Рыбаков повис на его руке, неповоротливый с виду Бовин успел обхватить поперек туловища.
– Товарищ полковник, их много!
Прямо на них, волоча поводья по земле, скакала лошадь Метелкина. Позади нее, между деревьями вспыхивали короткие огоньки – всадников заметили.
– Уводи! Уводи его! – закричал Рыбаков, вытягивая плетью командирского Орлика.
Не дожидаясь, когда полковник отъедет, Рыбаков спрыгнул на землю и, прячась за соснами, стал бить из автомата по наседавшим немцам. Когда их огонь несколько ослаб, он снова вскочил в седло и поскакал догонять своих– он опасался, что немцы попытаются их перехватить.
Сержант догнал их за вторым поворотом. Командир и ординарец ехали медленно, и Бовин придерживал полковника за плечи, чтобы тот не упал. Подъехав вплотную, Рыбаков увидел на спине командира, чуть ниже лопатки, небольшое бурое пятно.
– Ну что там? – спросил Бовин.
В лесу было тихо.
– Перевязать бы надо, – сказал Рыбаков, глядя на все увеличивающееся пятно.
– А немцы?
Не отвечая, Рыбаков перехватил поводья и потянул Орлика в лес. Случайно обернувшись, он увидел второе пятно, но уже на груди полковника, и крикнул Бовину:
– Ну-ко, врежь мерину!
Бовин стегнул Орлика нагайкой. Не привычный к такому обращению, меринок фыркнул, присел на задние ноги и рванул вперед. Ломая кустарник, за ним кинулась белая лошадь Метелкина. Рыбаков хотел ее поймать за волочившийся повод, но она, играя, ловко отпрянула в сторону. Почуяв свободу, она то принималась носиться кругами по лесу, то мирно паслась, делая вид, будто щиплет вкусную траву. Ее снежно-белая, ухоженная шкура была видна издалека.
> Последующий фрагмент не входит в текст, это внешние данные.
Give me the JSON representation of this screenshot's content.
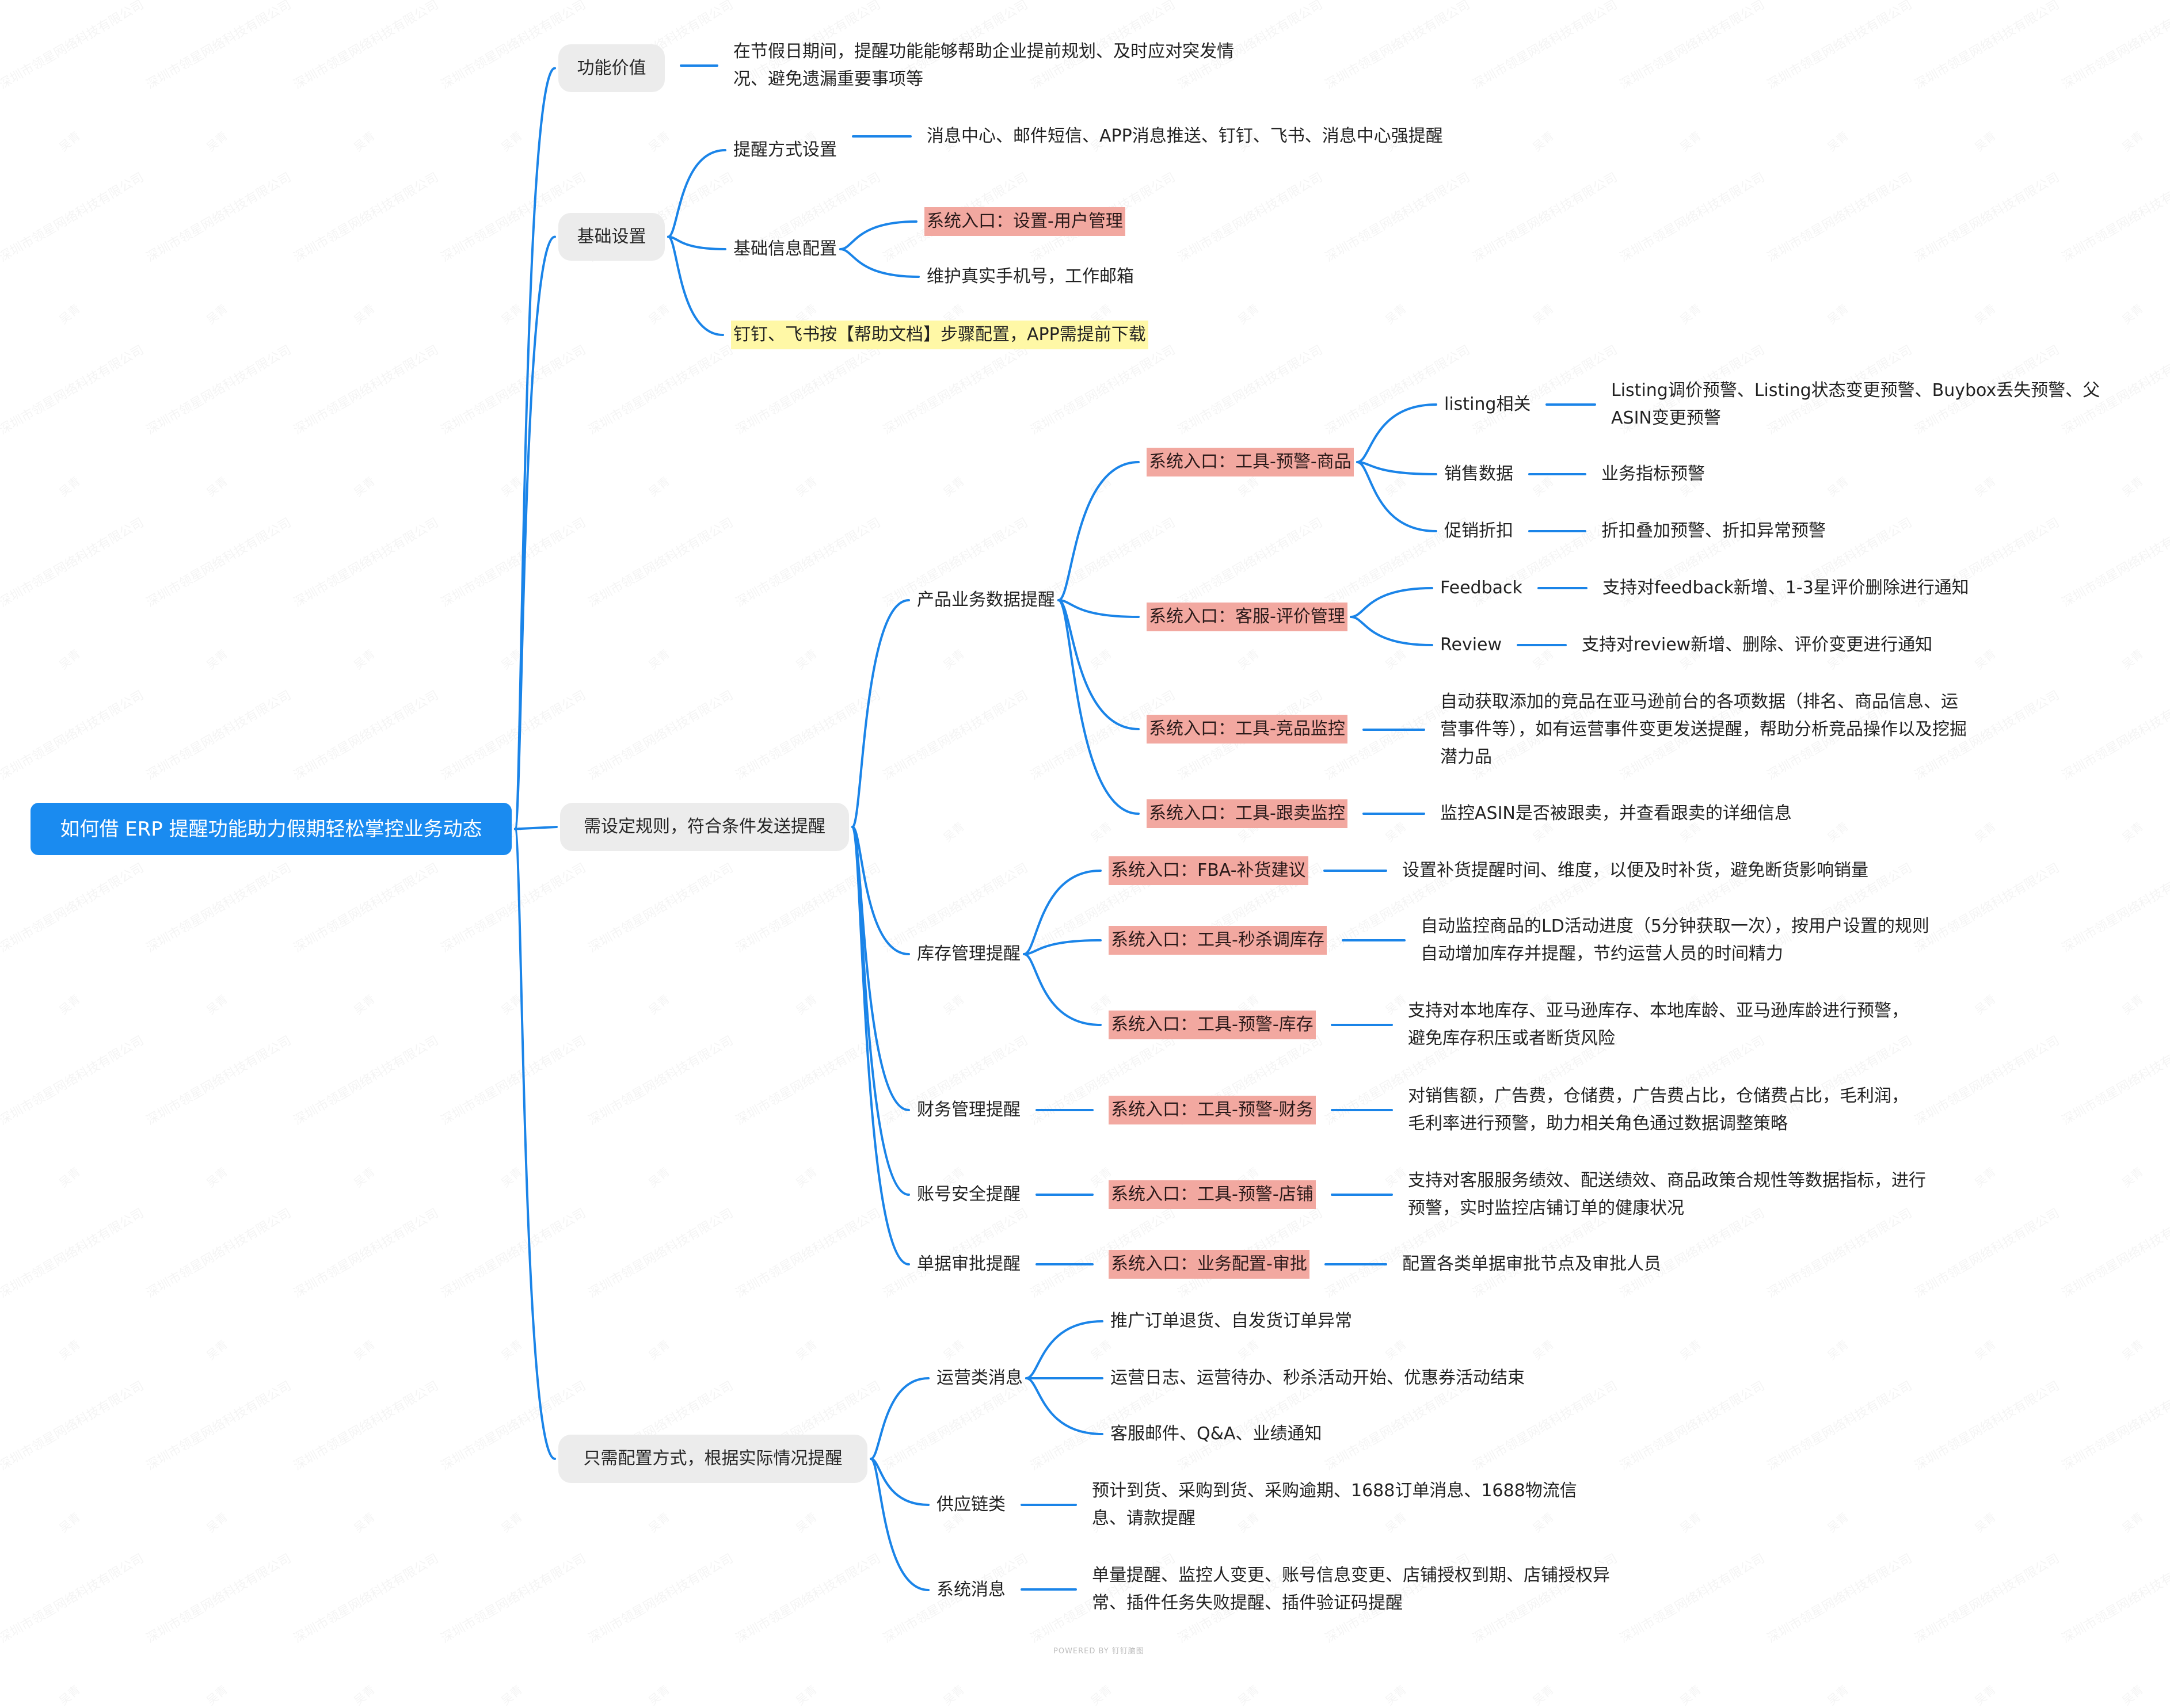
{
  "title": "如何借 ERP 提醒功能助力假期轻松掌控业务动态",
  "colors": {
    "root_bg": "#1a8bf0",
    "connector": "#1a84e8",
    "category_bg": "#ececec",
    "system_entry_highlight": "#f2a8a0",
    "note_highlight": "#fff8a6"
  },
  "watermark": {
    "company": "深圳市领星网络科技有限公司",
    "user": "吴青"
  },
  "footer": "POWERED BY 钉钉脑图",
  "branches": {
    "value": {
      "label": "功能价值",
      "desc": "在节假日期间，提醒功能能够帮助企业提前规划、及时应对突发情况、避免遗漏重要事项等"
    },
    "basic": {
      "label": "基础设置",
      "method": {
        "label": "提醒方式设置",
        "desc": "消息中心、邮件短信、APP消息推送、钉钉、飞书、消息中心强提醒"
      },
      "info": {
        "label": "基础信息配置",
        "entry": "系统入口：设置-用户管理",
        "desc": "维护真实手机号，工作邮箱"
      },
      "note": "钉钉、飞书按【帮助文档】步骤配置，APP需提前下载"
    },
    "rules": {
      "label": "需设定规则，符合条件发送提醒",
      "product": {
        "label": "产品业务数据提醒",
        "entries": [
          {
            "entry": "系统入口：工具-预警-商品",
            "items": [
              {
                "label": "listing相关",
                "desc": "Listing调价预警、Listing状态变更预警、Buybox丢失预警、父ASIN变更预警"
              },
              {
                "label": "销售数据",
                "desc": "业务指标预警"
              },
              {
                "label": "促销折扣",
                "desc": "折扣叠加预警、折扣异常预警"
              }
            ]
          },
          {
            "entry": "系统入口：客服-评价管理",
            "items": [
              {
                "label": "Feedback",
                "desc": "支持对feedback新增、1-3星评价删除进行通知"
              },
              {
                "label": "Review",
                "desc": "支持对review新增、删除、评价变更进行通知"
              }
            ]
          },
          {
            "entry": "系统入口：工具-竞品监控",
            "desc": "自动获取添加的竞品在亚马逊前台的各项数据（排名、商品信息、运营事件等），如有运营事件变更发送提醒，帮助分析竞品操作以及挖掘潜力品"
          },
          {
            "entry": "系统入口：工具-跟卖监控",
            "desc": "监控ASIN是否被跟卖，并查看跟卖的详细信息"
          }
        ]
      },
      "inventory": {
        "label": "库存管理提醒",
        "entries": [
          {
            "entry": "系统入口：FBA-补货建议",
            "desc": "设置补货提醒时间、维度，以便及时补货，避免断货影响销量"
          },
          {
            "entry": "系统入口：工具-秒杀调库存",
            "desc": "自动监控商品的LD活动进度（5分钟获取一次），按用户设置的规则自动增加库存并提醒，节约运营人员的时间精力"
          },
          {
            "entry": "系统入口：工具-预警-库存",
            "desc": "支持对本地库存、亚马逊库存、本地库龄、亚马逊库龄进行预警，避免库存积压或者断货风险"
          }
        ]
      },
      "finance": {
        "label": "财务管理提醒",
        "entry": "系统入口：工具-预警-财务",
        "desc": "对销售额，广告费，仓储费，广告费占比，仓储费占比，毛利润，毛利率进行预警，助力相关角色通过数据调整策略"
      },
      "account": {
        "label": "账号安全提醒",
        "entry": "系统入口：工具-预警-店铺",
        "desc": "支持对客服服务绩效、配送绩效、商品政策合规性等数据指标，进行预警，实时监控店铺订单的健康状况"
      },
      "approval": {
        "label": "单据审批提醒",
        "entry": "系统入口：业务配置-审批",
        "desc": "配置各类单据审批节点及审批人员"
      }
    },
    "config": {
      "label": "只需配置方式，根据实际情况提醒",
      "operations": {
        "label": "运营类消息",
        "items": [
          "推广订单退货、自发货订单异常",
          "运营日志、运营待办、秒杀活动开始、优惠券活动结束",
          "客服邮件、Q&A、业绩通知"
        ]
      },
      "supply": {
        "label": "供应链类",
        "desc": "预计到货、采购到货、采购逾期、1688订单消息、1688物流信息、请款提醒"
      },
      "system": {
        "label": "系统消息",
        "desc": "单量提醒、监控人变更、账号信息变更、店铺授权到期、店铺授权异常、插件任务失败提醒、插件验证码提醒"
      }
    }
  }
}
– С ней нам от немцев не оторваться, – сказал Рыбаков. Он снял с шеи автомат и, выбрав момент, дал короткую очередь. Белая лошадь всхрапнула, вздыбилась, застонала по-человечески, громко и, мотая красивой маленькой головой, пошла, прихрамывая, к людям. Она выросла в кавалерийской части, где все были добры к ней и к ее матери. Сейчас люди сделают так, что ее боль пройдет. Так было не раз, когда она, еще жеребенком, наскакивала на колючую проволоку.
Однако сейчас, всегда такие добрые к ней, люди стали поспешно уходить от нее, нахлестывая своих лошадей. Она не понимала, почему она, такая молодая и сильная, никак не может их догнать. Ноги ее с каждой минутой все больше слабели, голова кружилась, перед глазами плавали круги, а сердце колотилось, как мотор командирской автомашины.
На ее счастье, боль постепенно стала слабеть, белая лошадь почувствовала себя лучше и понемногу стала догонять остальных. Возле оврага люди сами остановились, поджидая ее. Высокий человек, которого она раньше почему-то немного побаивалась, спрыгнул на землю и пошел ей навстречу, вытянув вперед правую руку. Этого жеста белая лошадь не боялась. Протянутая рука могла означать только добро – хлеб, сахар или ласку. И еще она, конечно, избавит ее от этой странной, то затухающей, то усиливающейся боли…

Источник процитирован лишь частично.